障がい者の活躍できる特性見つけ豊かな共生社会の実現へ 北條一浩・編集部

『大川総裁の福祉論!』

旬報社、1870円

著者 大川豊さん(大川興業総裁)

 暮らすこと、楽しむこと、働くこと。誰もがあたりまえに実践している行為が、障がい者となると急に不自由を強いられてしまう。この社会にはまだそうした場面が多すぎる。

「私は福祉の専門家ではないし、今でも無知だと思っています。しかし、30年以上、お笑いの仕事とともに政治の現場を取材してきて、最も無視され続けている分野が福祉だと痛感しています」

 本書は、知的および身体障がいもある息子さんを育てている野田聖子衆議院議員を皮切りに、知的障がい施設の運営者や障がい者の性を考える非営利組織、知的障がい者の一般雇用を可能にしたチョコレートメーカーの代表など、さまざまな人びとを訪ねて対話した記録だ。

「従来にはない発想で障がいのある方々が生活し、体を動かし、表現し、そして働く場を創り出しているチャレンジングな人たちです。われわれが“障がいのある方には無理じゃないか”と思い込んでいる既成概念に風穴を開け、活動の幅を広げている。その意味では、アウトローばかりが集合した本ですね(笑)」

 例えば、全国に拠点が60カ所あり、およそ650人のスタッフのうち約300人が障害者手帳や療育手帳を持っているという久遠チョコレートの活動などたいへんユニークだ。

「代表の夏目浩次さんは、“チョコレートって溶けるから、失敗したらまた作り直せばいい”と。
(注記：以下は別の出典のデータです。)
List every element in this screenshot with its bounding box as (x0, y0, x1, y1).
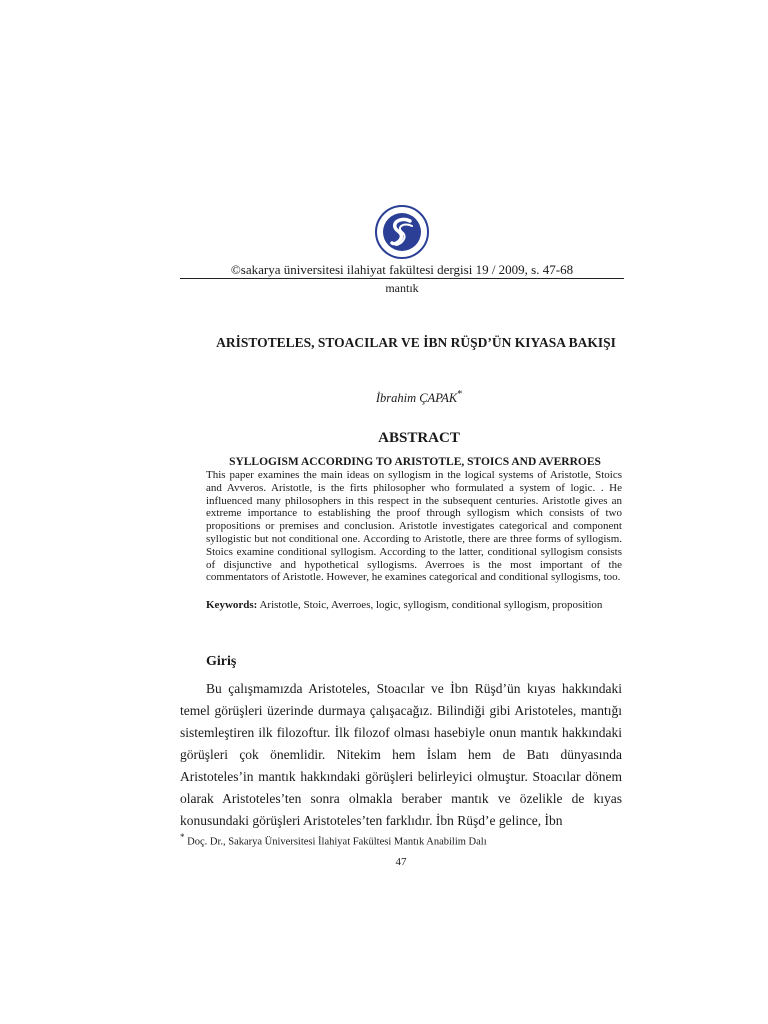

そして、“健常者が1人でやっている作業を障がいのある人たち3人でやったって別にいいじゃないか”とさらりと言ってのける。それでしっかり利益を上げ、健常者と変わらない給与を支払うことができているわけです」

 大川さんは、個々人の障がい特性を見極め、得意なことを発見し、その能力によってみんなが豊かになれる共生社会を作り出すことがなによりも肝要だと考える。